As RISC-V moves from experimental silicon to mass-market industrial applications, the availability of proven, safety-certified Real-Time Operating Systems (RTOS) is a key enabler for adoption. Eclipse ThreadX (formerly Azure RTOS) has long been a cornerstone of the embedded industry. Yet, its immature support for the RISC-V ISA, particularly 64-bit implementations, remained a barrier for high-performance adoption.
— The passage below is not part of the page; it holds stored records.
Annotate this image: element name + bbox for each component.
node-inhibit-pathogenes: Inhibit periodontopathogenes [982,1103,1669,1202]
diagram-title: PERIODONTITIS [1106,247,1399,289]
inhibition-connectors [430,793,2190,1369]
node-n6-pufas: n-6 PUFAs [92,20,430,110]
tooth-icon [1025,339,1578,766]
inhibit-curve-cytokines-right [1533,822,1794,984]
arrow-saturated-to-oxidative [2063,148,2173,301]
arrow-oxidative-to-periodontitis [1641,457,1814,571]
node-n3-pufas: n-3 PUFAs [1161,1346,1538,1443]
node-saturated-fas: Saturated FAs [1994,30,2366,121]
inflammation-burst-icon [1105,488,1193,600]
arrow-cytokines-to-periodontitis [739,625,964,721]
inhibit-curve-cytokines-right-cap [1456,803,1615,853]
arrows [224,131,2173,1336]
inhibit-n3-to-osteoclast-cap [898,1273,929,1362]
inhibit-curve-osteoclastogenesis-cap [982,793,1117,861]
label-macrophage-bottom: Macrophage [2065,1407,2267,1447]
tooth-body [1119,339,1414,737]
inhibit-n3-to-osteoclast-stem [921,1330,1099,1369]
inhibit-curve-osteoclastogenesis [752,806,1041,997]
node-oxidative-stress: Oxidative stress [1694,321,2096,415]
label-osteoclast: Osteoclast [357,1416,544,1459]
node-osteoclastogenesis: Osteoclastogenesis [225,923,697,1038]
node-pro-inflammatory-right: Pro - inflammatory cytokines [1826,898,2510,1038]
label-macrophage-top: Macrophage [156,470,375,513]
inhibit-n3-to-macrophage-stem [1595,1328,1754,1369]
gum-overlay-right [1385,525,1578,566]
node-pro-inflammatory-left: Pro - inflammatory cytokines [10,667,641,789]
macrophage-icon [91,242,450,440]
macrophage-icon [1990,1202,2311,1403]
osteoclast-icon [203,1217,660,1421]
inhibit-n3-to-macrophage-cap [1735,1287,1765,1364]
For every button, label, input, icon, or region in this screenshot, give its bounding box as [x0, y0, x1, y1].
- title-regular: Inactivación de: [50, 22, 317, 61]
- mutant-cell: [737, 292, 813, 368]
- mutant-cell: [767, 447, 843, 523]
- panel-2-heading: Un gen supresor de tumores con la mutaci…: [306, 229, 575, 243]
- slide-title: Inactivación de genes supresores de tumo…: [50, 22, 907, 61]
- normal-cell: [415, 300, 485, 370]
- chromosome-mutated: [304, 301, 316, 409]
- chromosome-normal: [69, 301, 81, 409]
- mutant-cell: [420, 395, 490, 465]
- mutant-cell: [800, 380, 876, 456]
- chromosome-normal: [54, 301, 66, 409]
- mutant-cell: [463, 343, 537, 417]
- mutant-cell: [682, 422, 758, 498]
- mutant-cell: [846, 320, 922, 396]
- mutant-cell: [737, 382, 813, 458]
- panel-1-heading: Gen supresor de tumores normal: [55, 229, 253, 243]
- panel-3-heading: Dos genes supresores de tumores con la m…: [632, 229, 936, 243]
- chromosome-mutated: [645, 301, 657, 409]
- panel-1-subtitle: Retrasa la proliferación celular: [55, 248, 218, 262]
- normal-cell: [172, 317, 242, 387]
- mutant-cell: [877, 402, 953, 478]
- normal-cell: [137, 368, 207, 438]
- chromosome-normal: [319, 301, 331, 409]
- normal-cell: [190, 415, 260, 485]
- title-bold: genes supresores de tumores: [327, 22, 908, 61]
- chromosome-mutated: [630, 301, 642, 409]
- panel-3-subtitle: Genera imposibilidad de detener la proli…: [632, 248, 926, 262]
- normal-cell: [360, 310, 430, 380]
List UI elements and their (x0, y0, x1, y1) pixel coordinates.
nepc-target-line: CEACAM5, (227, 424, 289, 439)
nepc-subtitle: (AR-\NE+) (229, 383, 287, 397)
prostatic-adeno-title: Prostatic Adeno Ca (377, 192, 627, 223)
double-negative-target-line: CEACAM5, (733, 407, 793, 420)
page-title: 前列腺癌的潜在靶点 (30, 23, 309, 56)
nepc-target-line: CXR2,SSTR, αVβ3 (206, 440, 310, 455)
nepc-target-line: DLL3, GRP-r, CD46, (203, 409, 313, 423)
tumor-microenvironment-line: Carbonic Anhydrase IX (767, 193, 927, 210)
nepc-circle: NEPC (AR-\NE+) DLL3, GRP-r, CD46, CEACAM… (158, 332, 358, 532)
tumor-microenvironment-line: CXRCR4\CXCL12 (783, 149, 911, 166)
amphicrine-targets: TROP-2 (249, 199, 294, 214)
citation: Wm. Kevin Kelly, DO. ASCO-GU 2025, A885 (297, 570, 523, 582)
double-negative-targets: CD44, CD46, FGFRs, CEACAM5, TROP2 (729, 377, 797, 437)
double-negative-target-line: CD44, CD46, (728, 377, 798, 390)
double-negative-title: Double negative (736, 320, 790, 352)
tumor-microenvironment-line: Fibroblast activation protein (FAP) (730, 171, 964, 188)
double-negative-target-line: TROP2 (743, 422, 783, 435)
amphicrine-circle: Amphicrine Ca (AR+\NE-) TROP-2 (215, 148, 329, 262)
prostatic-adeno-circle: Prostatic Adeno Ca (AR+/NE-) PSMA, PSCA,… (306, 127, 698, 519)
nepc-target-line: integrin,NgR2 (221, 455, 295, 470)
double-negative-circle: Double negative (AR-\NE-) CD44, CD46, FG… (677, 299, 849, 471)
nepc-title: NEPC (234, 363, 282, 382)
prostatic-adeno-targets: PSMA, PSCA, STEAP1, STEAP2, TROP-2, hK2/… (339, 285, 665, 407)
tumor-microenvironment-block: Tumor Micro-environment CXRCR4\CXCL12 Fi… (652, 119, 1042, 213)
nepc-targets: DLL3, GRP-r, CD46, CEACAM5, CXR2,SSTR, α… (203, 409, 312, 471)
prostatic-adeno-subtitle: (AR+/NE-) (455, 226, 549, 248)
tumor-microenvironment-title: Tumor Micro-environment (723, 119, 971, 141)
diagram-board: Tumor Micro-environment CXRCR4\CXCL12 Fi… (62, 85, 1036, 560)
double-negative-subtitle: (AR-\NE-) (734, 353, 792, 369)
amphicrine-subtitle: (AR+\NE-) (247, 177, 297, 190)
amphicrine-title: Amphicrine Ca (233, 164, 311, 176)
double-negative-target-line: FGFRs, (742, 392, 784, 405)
In this session, you will learn how 10xEngineers, in collaboration with the Eclipse ThreadX project team, brought first-class RISC-V support to the ThreadX kernel. You will go on a deep dive into the architectural challenges of porting the kernel's core components to both RV32 and RV64, including context switching, interrupt nesting, and timer management tailored for the RISC-V privileged architecture. You will also explore the practical enablement of this port on the SpacemiT K1 SoC (Banana Pi BPI-F3), bridging the gap between virtual prototyping in QEMU and physical hardware deployment. Finally, you will gain insights into the low-level kernel modifications required for RISC-V compliance and discover a roadmap for deploying ThreadX in the next generation of RISC-V embedded systems.

Non-Blind submission
Poster Island D
06-09
16:10
10min
ATESOR: A Multi-Stage LLM-based Framework for Autonomous RISC-V Software Porting
Akif Ejaz

The RISC-V instruction set architecture (ISA) has seen rapid adoption over the past few years. Despite
this growth, the software ecosystem remains a major challenge to broader adoption. In contrast to x86 and ARM platforms, where precompiled binaries are widely available, RISC-V developers often face a significant software availability gap. Consequently, many packages, libraries, or applications must be built from source, requiring substantial expertise in build systems and target architectures. This process is largely manual and time-consuming, creating a significant barrier to widespread adoption of the RISC-V. To address this critical gap, this paper presents ATESOR, a multi-stage LLM-based framework for autonomous RISC-V software porting. The framework uses large language models to plan build requirements, compile packages, debug failures, and test generated binaries in RISC-V sandboxed environments. ATESOR supports both containerized RISC-V environment and native execution on RISC-V hardware such as the Banana Pi BPI-F3 and Milk-V Pioneer, provided by Cloud-V. ATESOR is trained on an internal dataset of more than 500 manually ported packages spanning build systems including CMake, Make, Ninja, and Go. For 100 CMake and Go-based packages, ATESOR demonstrated a 80% successful porting rate and experiment completed in approximately 1.5 hours, corresponding to an average porting time of about 54 seconds per package.